Another dismal attempt today to expand my Korean language knowledge. After seven months in this country, I’m afraid I’ve grown in every area except Hangul vocabulary. I am language stupid. I can cook rice like nobody’s business. But I cannot tell the Korean vowel "o" apart from the "ew."
On the suggestion of a guy who I barely know (that’s how it is here in Korea; you randomly meet someone at some cultural spot and then you add him or her to your Facebook profile. You get bored one night. You message. You get jealous about all the cool things the other person is doing. You sulk.), I ventured out to a new area of Seoul to attend a beginner’s Korean class. I’ve tried this all before. About four months ago I joined a class at Sogang University (a reknowned language school here) but dropped out after only three weeks. The class was full of Asian women who knew so much more than me. The teacher would ask me a question in Korean. The women, feeling sorry for me, would whisper me the answer.
This new class is purely for beginners, he promised me. Ok. It’s also in an area of town which hosts an incredible amount of salons and gelato cafes. I stopped at a cute second-floor cafe to warm up. A place called Special Coffee in Yongsan-gu near Sookmyung Women’s University. I didn’t make it to the class. I wandered around the university, walking in and out of the frames of pictures taken of graduates on the granite steps, beaming and full of promise for a new future. White girl found an interesting gallery full of white sculptures. No Korean class.

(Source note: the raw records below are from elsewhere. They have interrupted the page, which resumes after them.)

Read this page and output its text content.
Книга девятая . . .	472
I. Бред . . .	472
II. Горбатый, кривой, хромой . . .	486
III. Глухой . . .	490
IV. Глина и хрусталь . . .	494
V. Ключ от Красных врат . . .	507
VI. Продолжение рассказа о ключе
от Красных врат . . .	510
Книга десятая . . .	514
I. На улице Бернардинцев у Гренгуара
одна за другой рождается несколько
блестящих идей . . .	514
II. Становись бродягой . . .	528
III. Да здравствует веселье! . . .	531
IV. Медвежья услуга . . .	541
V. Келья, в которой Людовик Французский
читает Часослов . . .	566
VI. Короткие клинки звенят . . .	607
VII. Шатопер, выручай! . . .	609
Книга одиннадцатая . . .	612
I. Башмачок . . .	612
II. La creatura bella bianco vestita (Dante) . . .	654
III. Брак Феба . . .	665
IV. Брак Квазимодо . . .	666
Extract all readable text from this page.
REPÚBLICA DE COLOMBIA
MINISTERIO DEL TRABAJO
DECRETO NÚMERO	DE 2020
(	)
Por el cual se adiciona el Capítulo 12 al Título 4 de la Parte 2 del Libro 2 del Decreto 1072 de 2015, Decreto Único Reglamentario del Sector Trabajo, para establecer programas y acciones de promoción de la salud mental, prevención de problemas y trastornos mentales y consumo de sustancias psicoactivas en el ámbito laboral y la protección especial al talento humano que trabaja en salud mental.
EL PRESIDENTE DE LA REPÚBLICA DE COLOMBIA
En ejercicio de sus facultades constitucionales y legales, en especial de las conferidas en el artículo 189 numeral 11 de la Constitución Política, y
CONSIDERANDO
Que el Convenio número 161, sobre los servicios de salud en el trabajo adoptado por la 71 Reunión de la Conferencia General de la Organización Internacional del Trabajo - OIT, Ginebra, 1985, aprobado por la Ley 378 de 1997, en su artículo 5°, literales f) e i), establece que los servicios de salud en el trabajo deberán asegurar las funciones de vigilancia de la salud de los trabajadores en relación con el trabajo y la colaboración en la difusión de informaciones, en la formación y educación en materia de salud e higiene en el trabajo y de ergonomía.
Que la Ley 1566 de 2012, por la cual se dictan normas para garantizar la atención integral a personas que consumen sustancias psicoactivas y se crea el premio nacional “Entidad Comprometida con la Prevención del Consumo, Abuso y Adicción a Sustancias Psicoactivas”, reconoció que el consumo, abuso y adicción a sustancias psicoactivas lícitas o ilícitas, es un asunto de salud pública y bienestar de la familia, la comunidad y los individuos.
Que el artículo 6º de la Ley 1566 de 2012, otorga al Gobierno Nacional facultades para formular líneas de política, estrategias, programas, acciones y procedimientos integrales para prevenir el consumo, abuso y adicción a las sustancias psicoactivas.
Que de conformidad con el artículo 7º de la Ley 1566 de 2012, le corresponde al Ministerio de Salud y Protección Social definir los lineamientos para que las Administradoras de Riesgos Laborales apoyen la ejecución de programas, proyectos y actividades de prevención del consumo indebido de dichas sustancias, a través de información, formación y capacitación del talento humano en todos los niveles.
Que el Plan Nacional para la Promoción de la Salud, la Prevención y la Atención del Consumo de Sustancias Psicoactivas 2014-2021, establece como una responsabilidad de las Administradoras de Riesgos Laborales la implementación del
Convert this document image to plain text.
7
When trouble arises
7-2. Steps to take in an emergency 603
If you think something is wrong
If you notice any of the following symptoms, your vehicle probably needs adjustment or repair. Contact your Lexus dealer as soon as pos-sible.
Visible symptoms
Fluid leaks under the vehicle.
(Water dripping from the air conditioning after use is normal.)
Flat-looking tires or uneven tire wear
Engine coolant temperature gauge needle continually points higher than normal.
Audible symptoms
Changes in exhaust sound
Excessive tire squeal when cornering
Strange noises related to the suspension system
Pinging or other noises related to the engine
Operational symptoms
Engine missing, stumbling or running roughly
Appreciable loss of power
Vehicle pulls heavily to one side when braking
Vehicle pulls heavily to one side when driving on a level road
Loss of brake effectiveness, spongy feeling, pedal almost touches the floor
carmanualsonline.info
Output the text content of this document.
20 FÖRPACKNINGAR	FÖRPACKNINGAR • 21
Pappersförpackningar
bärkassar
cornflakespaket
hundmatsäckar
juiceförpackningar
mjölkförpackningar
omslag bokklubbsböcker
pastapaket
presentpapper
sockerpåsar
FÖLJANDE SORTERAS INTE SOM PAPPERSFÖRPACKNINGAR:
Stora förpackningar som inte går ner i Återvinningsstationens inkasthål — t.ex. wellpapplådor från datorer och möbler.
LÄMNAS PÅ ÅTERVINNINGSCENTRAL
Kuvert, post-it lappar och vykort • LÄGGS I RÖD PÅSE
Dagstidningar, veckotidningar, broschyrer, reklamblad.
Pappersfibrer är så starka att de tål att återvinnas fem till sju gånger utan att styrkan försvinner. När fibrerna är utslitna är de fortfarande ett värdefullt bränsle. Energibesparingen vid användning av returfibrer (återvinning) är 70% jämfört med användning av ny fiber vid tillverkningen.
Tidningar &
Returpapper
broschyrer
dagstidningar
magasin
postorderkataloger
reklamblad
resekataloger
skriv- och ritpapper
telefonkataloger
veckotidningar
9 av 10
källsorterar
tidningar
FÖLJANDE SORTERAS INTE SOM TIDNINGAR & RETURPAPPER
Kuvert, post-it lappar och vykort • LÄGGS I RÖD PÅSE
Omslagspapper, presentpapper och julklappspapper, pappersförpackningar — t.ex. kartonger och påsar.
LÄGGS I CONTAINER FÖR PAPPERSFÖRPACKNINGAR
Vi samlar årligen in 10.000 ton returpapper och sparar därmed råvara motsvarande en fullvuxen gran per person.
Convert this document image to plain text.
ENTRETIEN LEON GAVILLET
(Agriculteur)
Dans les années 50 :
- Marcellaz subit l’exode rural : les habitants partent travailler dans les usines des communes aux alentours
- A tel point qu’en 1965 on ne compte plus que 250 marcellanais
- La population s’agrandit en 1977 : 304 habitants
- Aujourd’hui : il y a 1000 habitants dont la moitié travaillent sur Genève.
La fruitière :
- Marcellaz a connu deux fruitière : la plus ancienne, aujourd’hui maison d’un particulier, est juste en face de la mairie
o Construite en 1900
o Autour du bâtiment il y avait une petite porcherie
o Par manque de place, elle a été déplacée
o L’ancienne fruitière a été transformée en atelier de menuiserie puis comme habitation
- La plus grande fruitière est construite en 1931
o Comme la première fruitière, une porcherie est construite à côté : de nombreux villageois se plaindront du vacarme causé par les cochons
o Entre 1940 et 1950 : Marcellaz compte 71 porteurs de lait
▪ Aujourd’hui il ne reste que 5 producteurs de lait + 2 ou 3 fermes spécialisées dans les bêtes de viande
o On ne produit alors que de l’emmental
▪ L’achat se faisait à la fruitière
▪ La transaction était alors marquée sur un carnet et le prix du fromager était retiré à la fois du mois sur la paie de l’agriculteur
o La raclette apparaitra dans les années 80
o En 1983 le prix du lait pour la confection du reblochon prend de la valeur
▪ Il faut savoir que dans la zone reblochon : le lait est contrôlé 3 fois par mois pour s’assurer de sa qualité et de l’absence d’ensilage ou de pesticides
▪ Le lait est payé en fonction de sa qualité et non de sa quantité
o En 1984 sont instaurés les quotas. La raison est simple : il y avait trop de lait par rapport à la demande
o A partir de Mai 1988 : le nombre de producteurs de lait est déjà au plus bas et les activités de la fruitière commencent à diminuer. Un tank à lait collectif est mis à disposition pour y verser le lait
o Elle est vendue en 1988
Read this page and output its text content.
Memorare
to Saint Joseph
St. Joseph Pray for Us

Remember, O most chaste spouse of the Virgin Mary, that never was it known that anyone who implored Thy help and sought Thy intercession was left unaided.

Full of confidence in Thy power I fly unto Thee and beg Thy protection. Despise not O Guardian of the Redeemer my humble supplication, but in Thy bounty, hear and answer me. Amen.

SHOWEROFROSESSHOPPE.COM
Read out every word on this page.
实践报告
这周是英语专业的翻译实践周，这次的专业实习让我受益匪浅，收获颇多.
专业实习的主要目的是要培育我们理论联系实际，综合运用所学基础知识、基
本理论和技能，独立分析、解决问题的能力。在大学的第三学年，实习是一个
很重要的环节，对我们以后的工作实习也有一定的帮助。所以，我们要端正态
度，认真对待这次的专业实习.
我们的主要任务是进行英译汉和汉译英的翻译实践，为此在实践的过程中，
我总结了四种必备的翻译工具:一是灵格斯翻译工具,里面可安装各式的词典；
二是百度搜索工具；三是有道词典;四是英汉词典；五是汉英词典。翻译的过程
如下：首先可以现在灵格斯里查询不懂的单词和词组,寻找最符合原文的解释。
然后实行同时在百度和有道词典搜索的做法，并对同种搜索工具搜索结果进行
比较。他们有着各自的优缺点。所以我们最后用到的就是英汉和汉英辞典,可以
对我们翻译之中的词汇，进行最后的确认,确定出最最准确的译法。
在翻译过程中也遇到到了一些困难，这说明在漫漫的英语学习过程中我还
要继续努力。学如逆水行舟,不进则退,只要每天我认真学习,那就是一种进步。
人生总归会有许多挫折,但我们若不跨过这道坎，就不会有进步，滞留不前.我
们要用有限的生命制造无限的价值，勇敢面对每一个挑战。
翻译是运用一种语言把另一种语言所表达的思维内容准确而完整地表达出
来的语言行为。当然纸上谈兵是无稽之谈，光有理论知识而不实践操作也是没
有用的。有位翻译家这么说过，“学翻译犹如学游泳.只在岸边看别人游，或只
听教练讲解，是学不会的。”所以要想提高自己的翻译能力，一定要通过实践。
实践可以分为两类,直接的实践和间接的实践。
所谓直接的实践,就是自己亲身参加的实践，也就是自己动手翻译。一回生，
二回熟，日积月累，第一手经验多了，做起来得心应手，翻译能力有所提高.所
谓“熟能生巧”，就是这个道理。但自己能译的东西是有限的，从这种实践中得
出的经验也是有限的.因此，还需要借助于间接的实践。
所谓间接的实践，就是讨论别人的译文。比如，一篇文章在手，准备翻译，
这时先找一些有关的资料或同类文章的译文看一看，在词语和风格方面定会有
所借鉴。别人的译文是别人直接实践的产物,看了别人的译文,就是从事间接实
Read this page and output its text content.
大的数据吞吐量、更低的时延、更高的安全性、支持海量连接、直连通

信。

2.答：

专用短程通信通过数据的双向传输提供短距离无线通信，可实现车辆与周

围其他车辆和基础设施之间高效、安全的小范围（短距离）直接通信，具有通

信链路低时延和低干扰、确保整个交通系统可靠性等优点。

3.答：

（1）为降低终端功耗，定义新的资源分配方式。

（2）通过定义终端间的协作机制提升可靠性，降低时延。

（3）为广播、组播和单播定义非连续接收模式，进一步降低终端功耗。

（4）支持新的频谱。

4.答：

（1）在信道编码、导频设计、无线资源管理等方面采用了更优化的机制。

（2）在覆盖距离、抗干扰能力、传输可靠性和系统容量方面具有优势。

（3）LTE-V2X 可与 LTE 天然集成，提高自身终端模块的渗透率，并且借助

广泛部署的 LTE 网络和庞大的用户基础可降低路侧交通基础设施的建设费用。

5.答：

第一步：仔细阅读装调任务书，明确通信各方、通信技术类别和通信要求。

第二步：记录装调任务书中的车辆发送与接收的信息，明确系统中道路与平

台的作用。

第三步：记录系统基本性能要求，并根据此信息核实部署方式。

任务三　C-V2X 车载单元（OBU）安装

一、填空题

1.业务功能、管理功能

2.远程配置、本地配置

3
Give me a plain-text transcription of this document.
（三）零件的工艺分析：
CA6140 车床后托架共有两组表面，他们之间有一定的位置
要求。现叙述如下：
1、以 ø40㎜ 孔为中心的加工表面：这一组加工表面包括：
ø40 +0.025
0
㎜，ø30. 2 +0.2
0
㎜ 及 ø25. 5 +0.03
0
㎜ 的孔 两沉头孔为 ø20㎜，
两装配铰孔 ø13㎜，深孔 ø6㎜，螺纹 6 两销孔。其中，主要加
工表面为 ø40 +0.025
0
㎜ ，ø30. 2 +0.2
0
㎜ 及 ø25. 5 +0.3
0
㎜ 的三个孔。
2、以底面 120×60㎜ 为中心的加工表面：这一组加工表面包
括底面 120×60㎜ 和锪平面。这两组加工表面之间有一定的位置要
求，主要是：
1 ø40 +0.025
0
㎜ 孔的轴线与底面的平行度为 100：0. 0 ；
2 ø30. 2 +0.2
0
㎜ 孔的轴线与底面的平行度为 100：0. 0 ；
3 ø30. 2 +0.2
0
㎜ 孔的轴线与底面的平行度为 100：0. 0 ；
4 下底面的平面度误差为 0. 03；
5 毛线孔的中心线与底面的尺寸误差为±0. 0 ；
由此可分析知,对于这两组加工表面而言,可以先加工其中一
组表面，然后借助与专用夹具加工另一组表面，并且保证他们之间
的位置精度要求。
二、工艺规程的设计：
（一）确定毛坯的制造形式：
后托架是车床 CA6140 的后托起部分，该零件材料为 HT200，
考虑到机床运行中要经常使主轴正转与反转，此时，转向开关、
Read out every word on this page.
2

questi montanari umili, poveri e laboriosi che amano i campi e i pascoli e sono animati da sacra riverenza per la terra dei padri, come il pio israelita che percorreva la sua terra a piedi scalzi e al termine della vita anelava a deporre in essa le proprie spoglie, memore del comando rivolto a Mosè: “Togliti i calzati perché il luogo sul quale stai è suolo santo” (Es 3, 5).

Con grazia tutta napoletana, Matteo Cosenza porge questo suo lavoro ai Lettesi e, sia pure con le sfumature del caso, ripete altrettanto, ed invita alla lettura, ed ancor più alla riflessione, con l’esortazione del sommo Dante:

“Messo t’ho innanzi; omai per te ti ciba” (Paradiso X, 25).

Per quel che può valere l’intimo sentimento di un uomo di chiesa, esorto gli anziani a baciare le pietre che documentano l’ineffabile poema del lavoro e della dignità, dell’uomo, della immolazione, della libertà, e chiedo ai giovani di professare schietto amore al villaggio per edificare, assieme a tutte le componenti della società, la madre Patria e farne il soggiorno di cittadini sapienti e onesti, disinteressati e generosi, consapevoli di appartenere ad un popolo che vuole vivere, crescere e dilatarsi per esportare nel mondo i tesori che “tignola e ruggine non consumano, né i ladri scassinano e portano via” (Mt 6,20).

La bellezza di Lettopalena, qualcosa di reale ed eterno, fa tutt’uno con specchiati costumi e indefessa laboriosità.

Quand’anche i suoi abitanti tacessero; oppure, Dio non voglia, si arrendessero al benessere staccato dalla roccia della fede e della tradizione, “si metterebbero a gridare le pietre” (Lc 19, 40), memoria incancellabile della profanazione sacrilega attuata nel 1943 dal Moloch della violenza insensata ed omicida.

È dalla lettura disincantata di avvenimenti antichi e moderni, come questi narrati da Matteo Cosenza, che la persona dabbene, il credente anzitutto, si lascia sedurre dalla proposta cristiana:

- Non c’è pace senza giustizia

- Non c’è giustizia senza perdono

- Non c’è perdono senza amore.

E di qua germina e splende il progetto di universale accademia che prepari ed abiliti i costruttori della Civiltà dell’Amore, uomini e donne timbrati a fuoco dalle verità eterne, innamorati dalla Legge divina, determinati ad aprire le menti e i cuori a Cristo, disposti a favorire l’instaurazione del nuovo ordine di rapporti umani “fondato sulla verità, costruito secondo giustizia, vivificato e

I wonder: did I sabotage myself? This friend gave me little direction. But I should know better in Seoul. I used to get lost driving around Carson City, Nevada. Of course a university has many buildings and many classrooms.
Just to prove a point to me, that grim God directed me to the subway station at exactly the right moment. There is my friend, fresh from his Korean class. "How did I like mine?" he asked. I am forced to admit that I’m here, but I didn’t find it. It wasn’t at the university, he explained. Didn’t I check out that website he sent to me? He gave me such a disappointed look, almost to say, "You are such a stupid girl."
I wanted to smote my princess forehead. Yes, the website. I had forgotten about that.
But then he changed. He looked a bit down, too. He questioned whether he’ll use this language in his next life, his real one, back home. All said before he jumps on the train going in the opposite direction.
I think that’s how we all feel — we’re going in the opposite direction of all our friends back home. We left careers. Or we couldn’t find a job after college. Our friends work at Starbucks. Or they had to stay in their careers because debt threatens to swallow them. They gained a spouse and a house. But not us because we’re here. We came here because we didn’t know what else to do with ourselves. And here we don’t belong either — but that’s a different story.
I have to admit it — I like being an outsider looking in. I am an island in this urban market.
But the experience could be so much richer if I wasn’t so solitary, if I could understand the Koreans. We profit off the Korean culture. Why am I not motivated to learn the language? Many Westerners do. And they love it here. They stay. I have many friends who use Korean every day.
I know of others who live here for years and can’t say one sentence.
So which am I?
I sit in a coffee shop and read a two-month old Economist. So this is me, a girl whose mind is elsewhere.